Отправляет email-рассылки с помощью сервиса Sendsay

Новости культуры

  Все выпуски  

Новости культуры 10.10.2014


Бело-красная война с желто-голубым подбоем


С 9 октября на широком экране — «Солнечный удар» Никиты Михалакова

09.10.2014 
«Солнечный удар». Кадр из фильма

«Солнечный удар» снят по мотивам произведений Бунина, но от одноименного рассказа в нем остался только сам факт мимолетного романа, все мотивировки и обстоятельства изменены. Из «Окаянных дней» взято несколько цитат и общий взгляд на революцию как результат бездействия или обольщения интеллигенции.

Сценарий фильма построен как воспоминания белого офицера, сдавшегося красным в 1920 году, об одном прекрасном летнем дне. Понятно, что из большевистского плена живым не выбраться, но пока товарищи обсуждают стратегии поведения и тешат себя надеждами на будущее, герой с упрямым постоянством задает себе и окружающим вопрос: «Как же все это случилось? Как мы дошли до жизни такой, такого ужаса, братоубийства и ненависти?» Офицера играет молодой латышский актер Мартиньш Калита, озвучивает же его Евгений Миронов, что создает странный стереоэффект, поскольку очень узнаваемые интонации Миронова вступают в противоречие с новым обликом героя. Но особого значения это не имеет, поскольку в отличие от старых михалковских фильмов, где каждый актер был основой экранного мира, в новых фильмах все они — лишь функция, проекция основной идеи.

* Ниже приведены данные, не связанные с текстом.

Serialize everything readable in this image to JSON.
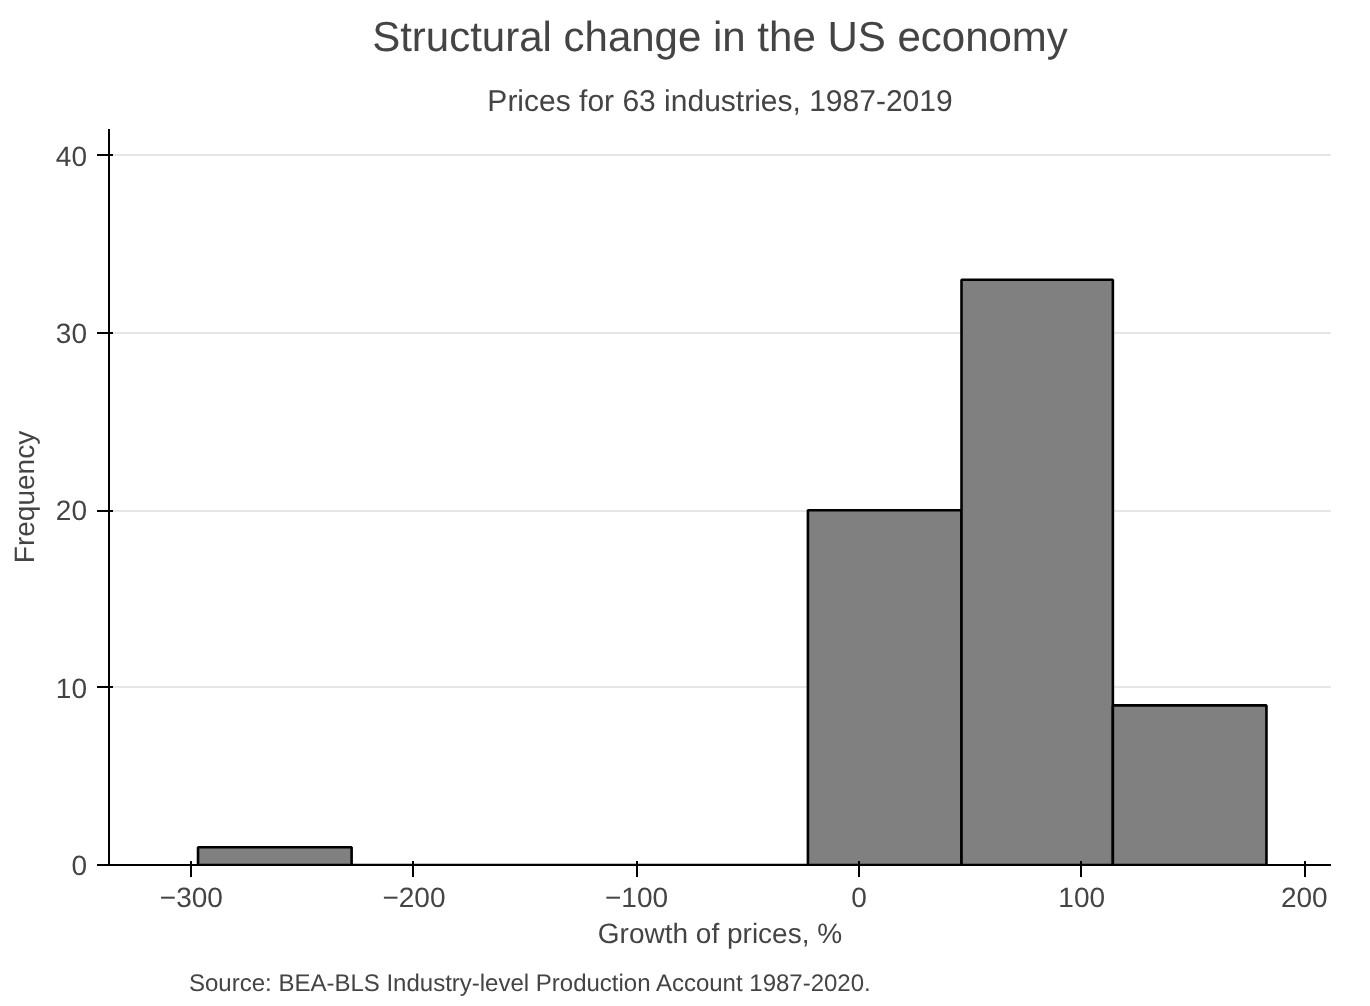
{
  "chart_data": {
    "type": "histogram",
    "title": "Structural change in the US economy",
    "subtitle": "Prices for 63 industries, 1987-2019",
    "xlabel": "Growth of prices, %",
    "ylabel": "Frequency",
    "bins": [
      -297,
      -228,
      -23,
      46,
      114,
      183
    ],
    "values": [
      1,
      0,
      20,
      33,
      9
    ],
    "color": "#808080",
    "xlim": [
      -337,
      212
    ],
    "xticks": [
      -300,
      -200,
      -100,
      0,
      100,
      200
    ],
    "ylim": [
      0,
      41.5
    ],
    "yticks": [
      0,
      10,
      20,
      30,
      40
    ],
    "grid": "y",
    "annotations": [
      "Source: BEA-BLS Industry-level Production Account 1987-2020."
    ]
  }
}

Идея же теперь одна и та же: какую страну потеряли. На этот раз Россия, которую оплакивает поручик, — это пасторальный русский мир, в котором по Волге бегают белые пароходы, где в кают-компаниях сидят губастые студенты и глазастые детишки, из любого окна видна церковь, занавески раздуваются, по мостовым звонко цокают копыта лошадей, торговки в цветастых платьях продают смородину из корзин. Народ счастлив, любит царя, верит в Бога. Этой кукольной России противопоставлена другая, не менее плакатная, послереволюционная.

Налетели тучи злые, набежали евреи (тут на первый план выходят гротесковые роли «фурии красного террора» Розалии Залкинд по кличке Землячка, красивой барышни, всегда на грани нервного припадка, и Белы Куна, в виде глуповатого иностранца, увлеченного демонической большевичкой) и превратили цветущую страну в кладбище. Конечно, то, что сделали эти «железные большевики» в Крыму, — преступление, но их превращение в опереточную парочку злодеев с подчеркиванием национальных особенностей меня смутило.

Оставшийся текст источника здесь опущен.